Attorney General William Barr released a four-page summary of Special Counsel Robert Mueller’s report on Sunday that raised more questions than it answered. Peter Baker of the New York Times has reported what we can expect to happen next:
Beyond those bottom-line conclusions, Mr. Mueller’s full report has yet to be released, and it remained unclear if it ever would be. House Democrats have demanded that it be sent to them by next Tuesday, but the Justice Department outlined a longer schedule, saying that it will have its own summary ready to send to lawmakers within weeks, though not months.
If Barr’s next move is to simply give Congress a longer version of his summary of the report, that will definitely not satisfy Democrats. Take a look at what House Intelligence Committee Chair Adam Schiff said on Sunday.

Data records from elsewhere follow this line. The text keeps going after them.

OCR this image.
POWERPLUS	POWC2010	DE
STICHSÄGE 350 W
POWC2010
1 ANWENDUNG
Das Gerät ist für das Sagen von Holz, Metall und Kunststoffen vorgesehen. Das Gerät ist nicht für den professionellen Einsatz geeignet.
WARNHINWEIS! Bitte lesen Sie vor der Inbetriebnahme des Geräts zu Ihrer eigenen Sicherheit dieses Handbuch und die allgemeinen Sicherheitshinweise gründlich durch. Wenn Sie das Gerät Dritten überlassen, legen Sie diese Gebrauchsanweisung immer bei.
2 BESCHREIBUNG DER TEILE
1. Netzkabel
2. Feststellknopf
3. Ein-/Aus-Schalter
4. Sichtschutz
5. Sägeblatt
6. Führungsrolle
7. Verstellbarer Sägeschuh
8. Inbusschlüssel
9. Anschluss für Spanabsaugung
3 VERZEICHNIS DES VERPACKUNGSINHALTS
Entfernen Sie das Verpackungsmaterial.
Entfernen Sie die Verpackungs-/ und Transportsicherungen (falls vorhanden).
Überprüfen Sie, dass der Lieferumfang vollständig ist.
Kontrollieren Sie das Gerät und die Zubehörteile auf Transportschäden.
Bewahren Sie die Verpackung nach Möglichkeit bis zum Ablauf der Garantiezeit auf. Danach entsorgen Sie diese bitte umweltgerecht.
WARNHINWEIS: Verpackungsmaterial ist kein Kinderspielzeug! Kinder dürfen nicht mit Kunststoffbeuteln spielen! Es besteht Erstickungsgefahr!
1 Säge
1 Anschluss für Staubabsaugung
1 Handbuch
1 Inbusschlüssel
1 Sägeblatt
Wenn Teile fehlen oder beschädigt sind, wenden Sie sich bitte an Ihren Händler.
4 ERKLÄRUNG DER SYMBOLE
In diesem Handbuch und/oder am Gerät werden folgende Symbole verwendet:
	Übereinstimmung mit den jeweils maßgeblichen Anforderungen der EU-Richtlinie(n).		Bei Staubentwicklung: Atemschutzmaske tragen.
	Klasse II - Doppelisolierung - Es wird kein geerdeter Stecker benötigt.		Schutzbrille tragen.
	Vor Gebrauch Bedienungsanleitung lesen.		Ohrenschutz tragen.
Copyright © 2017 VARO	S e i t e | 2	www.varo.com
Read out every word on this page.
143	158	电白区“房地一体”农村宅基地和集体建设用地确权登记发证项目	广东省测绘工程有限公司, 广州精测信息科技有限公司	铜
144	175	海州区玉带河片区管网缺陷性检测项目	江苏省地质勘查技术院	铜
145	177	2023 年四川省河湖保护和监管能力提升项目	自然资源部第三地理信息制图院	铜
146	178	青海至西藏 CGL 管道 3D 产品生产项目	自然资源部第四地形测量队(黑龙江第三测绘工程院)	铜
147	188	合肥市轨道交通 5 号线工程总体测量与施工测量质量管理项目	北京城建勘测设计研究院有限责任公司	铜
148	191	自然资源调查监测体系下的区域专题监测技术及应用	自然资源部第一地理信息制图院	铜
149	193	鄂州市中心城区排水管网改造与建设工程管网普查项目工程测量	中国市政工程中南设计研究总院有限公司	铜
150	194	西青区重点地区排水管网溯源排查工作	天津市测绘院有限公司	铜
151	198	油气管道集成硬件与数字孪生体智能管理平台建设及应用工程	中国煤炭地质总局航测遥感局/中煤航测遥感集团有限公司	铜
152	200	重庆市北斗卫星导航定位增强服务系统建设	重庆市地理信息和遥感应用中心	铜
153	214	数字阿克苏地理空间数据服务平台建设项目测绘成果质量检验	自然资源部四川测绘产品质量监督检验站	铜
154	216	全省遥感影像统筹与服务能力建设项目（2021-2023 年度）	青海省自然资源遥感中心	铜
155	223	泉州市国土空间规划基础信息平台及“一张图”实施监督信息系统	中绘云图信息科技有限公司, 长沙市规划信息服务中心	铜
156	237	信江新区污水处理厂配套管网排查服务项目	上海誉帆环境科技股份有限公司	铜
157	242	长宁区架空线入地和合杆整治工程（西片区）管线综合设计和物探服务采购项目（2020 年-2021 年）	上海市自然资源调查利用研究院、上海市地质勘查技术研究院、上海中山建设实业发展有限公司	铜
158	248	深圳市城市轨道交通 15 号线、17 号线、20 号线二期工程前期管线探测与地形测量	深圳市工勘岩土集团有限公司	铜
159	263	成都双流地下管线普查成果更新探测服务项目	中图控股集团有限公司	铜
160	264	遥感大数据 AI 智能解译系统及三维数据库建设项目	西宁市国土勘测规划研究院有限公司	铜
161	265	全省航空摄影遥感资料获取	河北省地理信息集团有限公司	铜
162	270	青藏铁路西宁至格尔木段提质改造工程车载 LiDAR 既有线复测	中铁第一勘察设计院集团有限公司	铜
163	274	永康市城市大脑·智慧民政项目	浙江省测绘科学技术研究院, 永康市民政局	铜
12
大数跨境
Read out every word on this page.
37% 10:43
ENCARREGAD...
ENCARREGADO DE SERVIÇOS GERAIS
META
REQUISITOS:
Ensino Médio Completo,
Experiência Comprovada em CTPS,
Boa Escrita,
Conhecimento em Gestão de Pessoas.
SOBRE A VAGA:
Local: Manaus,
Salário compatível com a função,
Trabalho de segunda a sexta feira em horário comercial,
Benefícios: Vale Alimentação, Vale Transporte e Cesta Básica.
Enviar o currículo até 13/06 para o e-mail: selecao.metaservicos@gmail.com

Mueller’s report is going to have to be made public ASAP – a summary of his conclusions simply won’t cut it. And the underlying evidence must be produced. Absolute transparency is required.
Mueller spent two years investigating, and the public has a right to know what he found: pic.twitter.com/tJWRTYtJDw
— Adam Schiff (@RepAdamSchiff) March 24, 2019
In response to some rather ignorant questions from Margaret Brennan, Schiff laid out the need for transparency on the many questions that remain—including whether Trump or anyone in his administration has been compromised by a foreign government.
It is Schiff’s calm, thoughtful approach to these questions that has made him one of the primary targets of Trump’s bullying. To demonstrate how these two men are polar opposites, Politico reports that, during a meeting of House Republicans, the president called Schiff a “pencil neck” and said he would be a horrible golfer. That’s what passes for a stinging critique of a man who got his law degree from Harvard and previously served as an assistant U.S. attorney.
During the aforementioned interview, Schiff made reference to the fact that, should the attorney general refuse to release the entire Mueller report, Democrats will go to court to insist on full transparency. If Barr continues to obstruct Congress from accessing this information, the case will eventually be decided by the Supreme Court.
Knowing that his fate could ultimately rest with the nation’s highest court, Trump has nominated two justices with extremist views on executive privilege: Neal Gorsuch and Brett Kavanaugh. It is fairly certain that, in a ruling about the release of the Mueller report, those two would join with Clarence Thomas and Sam Alito to conceal it.
Given that the other four justices are likely to back transparency, the decision could rest on Chief Justice John Roberts. While he tends to have an executive branch bias, Roberts made clear during his confirmation hearings that “judges have to have the humility to recognize that they operate within a system of precedent, shaped by other judges equally striving to live up to the judicial oath.”
Schiff made an important point during the interview with Brennan about how the Trump administration and congressional Republicans have released hundreds of thousands of pages of discovery from investigations in which no one was indicted, as well as intelligence documents related to the Mueller investigation. It will be difficult for them to make the case that their own precedent should now be abandoned.
The major court precedent that would apply to this case is United States vs Nixon.
Here, the Supreme Court ruled on executive privilege when Watergate Special Prosecutor Leon Jaworski demanded that President Richard Nixon produce the audiotapes of his conversations with aides that dealt with the criminal investigation of his administration.
Nixon invoked executive privilege and refused to turn over any tapes. The Supreme Court actually acknowledged the existence of a privilege, the need to allow a president to get free and candid advice. But it denied that the president’s claim of absolute privilege could prevail and said in this case that the public interest was served by obtaining the full truth during a criminal prosecution. Nixon gave up the tapes–and days later resigned from office.
That “public interest” is what Schiff was referring to in his interview with Brennan when he addressed the issue of how the precedent for transparency applies in this case.
I have no doubt that William Barr is a smart man. But he might be setting himself on a collision course with Adam Schiff in a battle that will ultimately be decided by John Roberts. Meanwhile, we can expect the president to continue acting like a tantruming bully—something that hasn’t served him well with the chief justice in the past.